Moonflower: Worth the Wait

Moonflowers – they have been in my family for years. They bloom only at night and some of the blooms can be saucer size. If a full moon is out, these flowers absolutely glow. It’s incredible. They only last one night, then they droop down, until the bloom falls off. It’s kind of sad. They have their one night of glory.

My mom gave me Moonflowers many moons ago (heh). They were planted under the dining room window and bloomed beautifully for several seasons; until I moved from my garden oasis. I kept meaning to get more from her, but never had a spot that I wanted to cultivate at the rented duplex. I knew they would be left again, so why bother.

That’s why last year when I was admiring the many gorgeous blooms at Calloway’s, I notice a lone plant on a table. It had grayish green leaves that I recognized. The Moonflower. I could not BELIEVE it. I had never seen one at a plant store. My mom had them and my second mother-in-law had them. No one knew where they got theirs though. They just were. As far as my mom knew, she had dug them up from a railroad track. My second mother-in-law guessed her husband’s deceased wife had planted theirs. The night he died, every bud flowered. Every single one. So yes, I think she had planted them too.

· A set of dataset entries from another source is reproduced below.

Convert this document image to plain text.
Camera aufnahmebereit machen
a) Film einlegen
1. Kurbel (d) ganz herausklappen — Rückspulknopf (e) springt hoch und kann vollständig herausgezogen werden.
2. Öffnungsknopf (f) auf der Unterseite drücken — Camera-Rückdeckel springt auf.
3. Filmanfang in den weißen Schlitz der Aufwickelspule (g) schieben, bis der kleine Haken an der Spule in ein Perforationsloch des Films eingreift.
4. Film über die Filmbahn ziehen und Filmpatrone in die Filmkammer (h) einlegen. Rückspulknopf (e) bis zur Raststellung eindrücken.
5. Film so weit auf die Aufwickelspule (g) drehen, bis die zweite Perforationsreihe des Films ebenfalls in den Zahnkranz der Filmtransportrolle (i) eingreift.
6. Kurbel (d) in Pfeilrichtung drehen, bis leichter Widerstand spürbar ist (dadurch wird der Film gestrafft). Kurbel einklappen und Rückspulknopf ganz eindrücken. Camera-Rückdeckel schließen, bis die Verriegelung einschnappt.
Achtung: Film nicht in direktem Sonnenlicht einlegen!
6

Last year I planted it at Jason’s, outside the dining room window. The Calloway’s Moonflower grew and bloomed. It was beautiful. I almost killed it giving it TOO much love because I wanted it to do well, so badly. But I didn’t. It bloomed night after night. Then, as winter descended so it did too, into the ground to await spring. However, at springtime, I watched to see what would or wouldn’t come back. Anxiously awaiting the Moonflower, but there was no sign of it.

I was so disappointed! I had seen several large seed pods that went to ground and got rained on. They always came back, always, but it didn’t. No sign at all. Until…..late, late, late spring – well summer (especially in Texas). I saw the leaves and there she was. A baby of a thing, but growing.

I did my obsessive thing – willing it taller and stronger – almost killing it with Rosemary organic spray because some bug was chewing on its leaves. Apparently Moonflowers leaves get burned by Rosemary spray. Oops. I left it alone. I thought it was a goner, and there were no other budding plants in sight. I looked at Colloway’s for a replacement, but not one existed.

I grieved a little. Then a wondrous thing happened.

The plant I almost killed prevailed.

Buds grew.

A bloom appeared.

Awaiting nightfall with great anticipation.

Opening to the night.

Last night was my first Moonflower bloom of the year, and the reason for my feel good Friday post. I don’t know what it is about this flower that means so much to me, but it does. It’s my mom, it’s my step-father-in-law who was a tremendously sweet man, it’s the glowing moon that I adore. It’s the unique rareness. It’s the light in nights. It’s me. It’s my journey to start over. To grow again and again at a new place. To be found, to be treasured…….. to be home.